Brazil nuts grow on tall evergreen trees found in the forests of Brazil. The trees bear large, round seedcases that resemble coconuts. Each seedcase contains four to 24 three-sided nuts or seeds, arranged like sections of an orange. The nut kernels are rich in oil and delicious to eat.
When ripe, the heavy seedcase with the nuts inside crashes to the ground. Since the trees may be 100 feet (30 meters) high, workers who harvest the nuts must protect their heads and shoulders with strong wooden shields when walking under the trees.
The fruit takes 14 months to mature after pollination of the flowers. The fruit itself is a large capsule 10–15 cm (3.9–5.9 in) in diameter, resembling a coconut endocarp in size and weighing up to 2 kg (4.4 lb).
The capsule contains a small hole at one end, which enables large rodents like the agouti to gnaw it open. They then eat some of the seeds inside while burying others for later use; some of these are able to germinate into new Brazil nut trees.
Most of the seeds are “planted” by the agoutis in shady places, and the young saplings may have to wait years, in a state of dormancy, for a tree to fall and sunlight to reach it, when it starts growing again. Capuchin monkeys have been reported to open Brazil nuts using a stone as an anvil.

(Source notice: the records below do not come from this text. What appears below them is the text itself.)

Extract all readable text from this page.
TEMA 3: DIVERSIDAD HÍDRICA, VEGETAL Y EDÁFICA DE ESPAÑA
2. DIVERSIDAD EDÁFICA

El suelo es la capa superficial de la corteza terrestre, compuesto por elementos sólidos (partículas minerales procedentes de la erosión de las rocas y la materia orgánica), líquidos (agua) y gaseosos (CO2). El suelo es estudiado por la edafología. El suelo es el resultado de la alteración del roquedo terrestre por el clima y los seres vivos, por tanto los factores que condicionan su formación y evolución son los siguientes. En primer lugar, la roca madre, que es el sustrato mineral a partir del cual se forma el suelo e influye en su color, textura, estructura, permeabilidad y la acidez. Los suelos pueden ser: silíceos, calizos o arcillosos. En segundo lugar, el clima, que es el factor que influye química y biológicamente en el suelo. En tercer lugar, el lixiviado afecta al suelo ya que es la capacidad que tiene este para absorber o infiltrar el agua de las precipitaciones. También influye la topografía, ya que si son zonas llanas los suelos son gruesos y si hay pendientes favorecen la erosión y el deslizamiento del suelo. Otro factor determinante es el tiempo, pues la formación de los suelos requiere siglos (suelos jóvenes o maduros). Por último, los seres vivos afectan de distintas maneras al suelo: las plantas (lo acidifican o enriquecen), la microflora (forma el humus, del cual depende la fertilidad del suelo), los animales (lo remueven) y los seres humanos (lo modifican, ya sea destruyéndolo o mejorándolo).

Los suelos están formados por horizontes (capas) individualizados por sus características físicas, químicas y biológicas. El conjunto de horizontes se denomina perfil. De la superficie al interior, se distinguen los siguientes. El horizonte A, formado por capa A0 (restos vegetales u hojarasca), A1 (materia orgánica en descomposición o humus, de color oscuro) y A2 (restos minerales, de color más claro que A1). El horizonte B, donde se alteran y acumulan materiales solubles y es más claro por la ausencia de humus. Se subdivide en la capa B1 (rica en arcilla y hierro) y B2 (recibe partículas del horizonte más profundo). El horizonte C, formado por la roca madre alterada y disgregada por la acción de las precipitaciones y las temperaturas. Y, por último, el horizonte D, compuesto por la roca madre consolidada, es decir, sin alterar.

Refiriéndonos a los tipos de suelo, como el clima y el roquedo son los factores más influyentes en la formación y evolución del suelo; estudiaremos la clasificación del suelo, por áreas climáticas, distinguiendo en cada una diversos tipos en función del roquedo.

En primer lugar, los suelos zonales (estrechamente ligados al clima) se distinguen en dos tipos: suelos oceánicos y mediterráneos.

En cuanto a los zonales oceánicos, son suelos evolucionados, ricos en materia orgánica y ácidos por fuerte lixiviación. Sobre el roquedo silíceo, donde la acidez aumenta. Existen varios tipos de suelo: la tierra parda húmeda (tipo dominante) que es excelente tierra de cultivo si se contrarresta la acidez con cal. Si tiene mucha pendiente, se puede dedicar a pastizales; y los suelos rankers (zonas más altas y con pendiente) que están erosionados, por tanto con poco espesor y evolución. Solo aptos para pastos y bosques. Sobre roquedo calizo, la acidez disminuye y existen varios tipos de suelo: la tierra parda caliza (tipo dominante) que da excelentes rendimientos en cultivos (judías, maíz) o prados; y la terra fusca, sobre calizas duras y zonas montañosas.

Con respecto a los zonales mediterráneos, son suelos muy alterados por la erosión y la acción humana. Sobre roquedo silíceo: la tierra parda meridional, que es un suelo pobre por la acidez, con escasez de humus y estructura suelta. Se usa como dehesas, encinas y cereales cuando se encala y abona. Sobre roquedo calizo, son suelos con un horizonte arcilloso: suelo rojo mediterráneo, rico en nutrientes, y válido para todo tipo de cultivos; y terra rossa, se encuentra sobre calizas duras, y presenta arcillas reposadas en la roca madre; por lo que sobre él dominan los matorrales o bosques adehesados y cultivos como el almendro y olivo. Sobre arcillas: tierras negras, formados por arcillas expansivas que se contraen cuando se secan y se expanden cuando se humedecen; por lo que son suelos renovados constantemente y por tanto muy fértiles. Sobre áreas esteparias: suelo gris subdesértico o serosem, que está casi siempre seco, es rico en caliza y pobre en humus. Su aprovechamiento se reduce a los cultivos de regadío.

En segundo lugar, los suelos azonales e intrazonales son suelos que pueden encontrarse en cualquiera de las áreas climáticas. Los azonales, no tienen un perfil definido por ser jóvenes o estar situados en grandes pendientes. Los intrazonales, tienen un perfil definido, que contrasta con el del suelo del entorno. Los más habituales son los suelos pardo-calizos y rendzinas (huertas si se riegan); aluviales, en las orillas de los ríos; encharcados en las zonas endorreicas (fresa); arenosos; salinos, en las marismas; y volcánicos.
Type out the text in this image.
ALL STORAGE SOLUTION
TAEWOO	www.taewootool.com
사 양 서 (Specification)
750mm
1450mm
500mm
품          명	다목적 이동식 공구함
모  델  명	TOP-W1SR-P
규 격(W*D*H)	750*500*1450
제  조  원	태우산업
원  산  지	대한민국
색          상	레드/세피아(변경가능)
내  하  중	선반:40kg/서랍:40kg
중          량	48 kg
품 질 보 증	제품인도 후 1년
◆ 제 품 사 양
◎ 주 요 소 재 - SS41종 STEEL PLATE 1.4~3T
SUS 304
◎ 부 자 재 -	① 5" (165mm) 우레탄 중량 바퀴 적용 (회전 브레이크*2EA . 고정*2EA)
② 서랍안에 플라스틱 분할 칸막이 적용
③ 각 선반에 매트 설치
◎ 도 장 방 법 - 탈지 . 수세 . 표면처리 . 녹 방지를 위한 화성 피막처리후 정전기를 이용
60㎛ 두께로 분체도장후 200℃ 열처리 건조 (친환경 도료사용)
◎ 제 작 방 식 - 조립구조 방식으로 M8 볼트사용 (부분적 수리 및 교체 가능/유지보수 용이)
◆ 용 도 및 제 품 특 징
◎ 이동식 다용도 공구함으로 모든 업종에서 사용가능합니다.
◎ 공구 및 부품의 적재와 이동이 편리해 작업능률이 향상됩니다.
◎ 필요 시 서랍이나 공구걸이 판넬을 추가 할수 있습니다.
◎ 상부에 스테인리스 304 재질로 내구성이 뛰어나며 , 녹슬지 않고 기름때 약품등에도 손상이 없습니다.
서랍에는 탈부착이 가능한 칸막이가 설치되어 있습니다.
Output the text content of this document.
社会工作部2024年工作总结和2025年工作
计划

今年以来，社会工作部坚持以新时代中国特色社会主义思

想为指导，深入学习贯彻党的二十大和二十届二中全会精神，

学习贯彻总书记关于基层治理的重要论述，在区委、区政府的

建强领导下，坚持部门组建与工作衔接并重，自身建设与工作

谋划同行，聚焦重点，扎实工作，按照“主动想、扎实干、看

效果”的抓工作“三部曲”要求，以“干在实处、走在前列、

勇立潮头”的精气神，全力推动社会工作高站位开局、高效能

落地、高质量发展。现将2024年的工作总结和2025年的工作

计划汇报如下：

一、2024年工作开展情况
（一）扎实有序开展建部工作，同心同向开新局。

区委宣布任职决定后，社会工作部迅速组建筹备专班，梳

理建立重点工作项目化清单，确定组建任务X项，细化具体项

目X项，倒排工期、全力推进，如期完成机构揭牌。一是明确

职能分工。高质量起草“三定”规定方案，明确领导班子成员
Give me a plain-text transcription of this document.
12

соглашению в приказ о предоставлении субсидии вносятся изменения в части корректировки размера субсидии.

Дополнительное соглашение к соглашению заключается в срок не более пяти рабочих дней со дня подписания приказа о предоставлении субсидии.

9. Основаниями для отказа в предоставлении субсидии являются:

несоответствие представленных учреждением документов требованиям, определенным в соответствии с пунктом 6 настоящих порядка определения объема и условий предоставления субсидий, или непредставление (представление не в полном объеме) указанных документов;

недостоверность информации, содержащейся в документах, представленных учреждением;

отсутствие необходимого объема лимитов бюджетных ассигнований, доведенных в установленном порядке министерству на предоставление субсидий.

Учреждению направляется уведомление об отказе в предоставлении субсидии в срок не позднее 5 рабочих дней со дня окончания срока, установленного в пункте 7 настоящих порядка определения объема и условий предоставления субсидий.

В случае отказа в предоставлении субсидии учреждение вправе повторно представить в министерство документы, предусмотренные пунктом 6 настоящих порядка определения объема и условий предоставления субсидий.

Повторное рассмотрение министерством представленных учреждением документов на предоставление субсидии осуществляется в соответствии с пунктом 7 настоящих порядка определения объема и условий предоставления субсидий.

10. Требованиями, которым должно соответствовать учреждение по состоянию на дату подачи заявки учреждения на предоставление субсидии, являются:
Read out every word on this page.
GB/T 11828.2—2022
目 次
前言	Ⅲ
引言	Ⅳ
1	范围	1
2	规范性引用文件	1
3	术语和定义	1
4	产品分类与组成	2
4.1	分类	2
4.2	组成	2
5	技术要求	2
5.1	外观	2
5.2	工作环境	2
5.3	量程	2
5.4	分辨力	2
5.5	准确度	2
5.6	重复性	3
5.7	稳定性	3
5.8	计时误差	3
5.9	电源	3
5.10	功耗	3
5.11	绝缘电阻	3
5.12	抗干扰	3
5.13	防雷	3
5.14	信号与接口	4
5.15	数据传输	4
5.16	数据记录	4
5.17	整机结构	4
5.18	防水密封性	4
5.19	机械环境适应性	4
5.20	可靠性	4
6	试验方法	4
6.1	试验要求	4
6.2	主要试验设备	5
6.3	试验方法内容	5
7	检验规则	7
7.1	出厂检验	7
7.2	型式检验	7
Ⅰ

Brazil nuts are 14% protein, 12% carbohydrate, and 66% fat by weight; 85% of their calories come from fat, and a 100 g serving provides 656 total calories. The fat components are 23% saturated 38% monounsaturated, and 32% polyunsaturated. Due to their high polyunsaturated fat content, primarily omega-6 fatty acids, shelled Brazil nuts may quickly become rancid.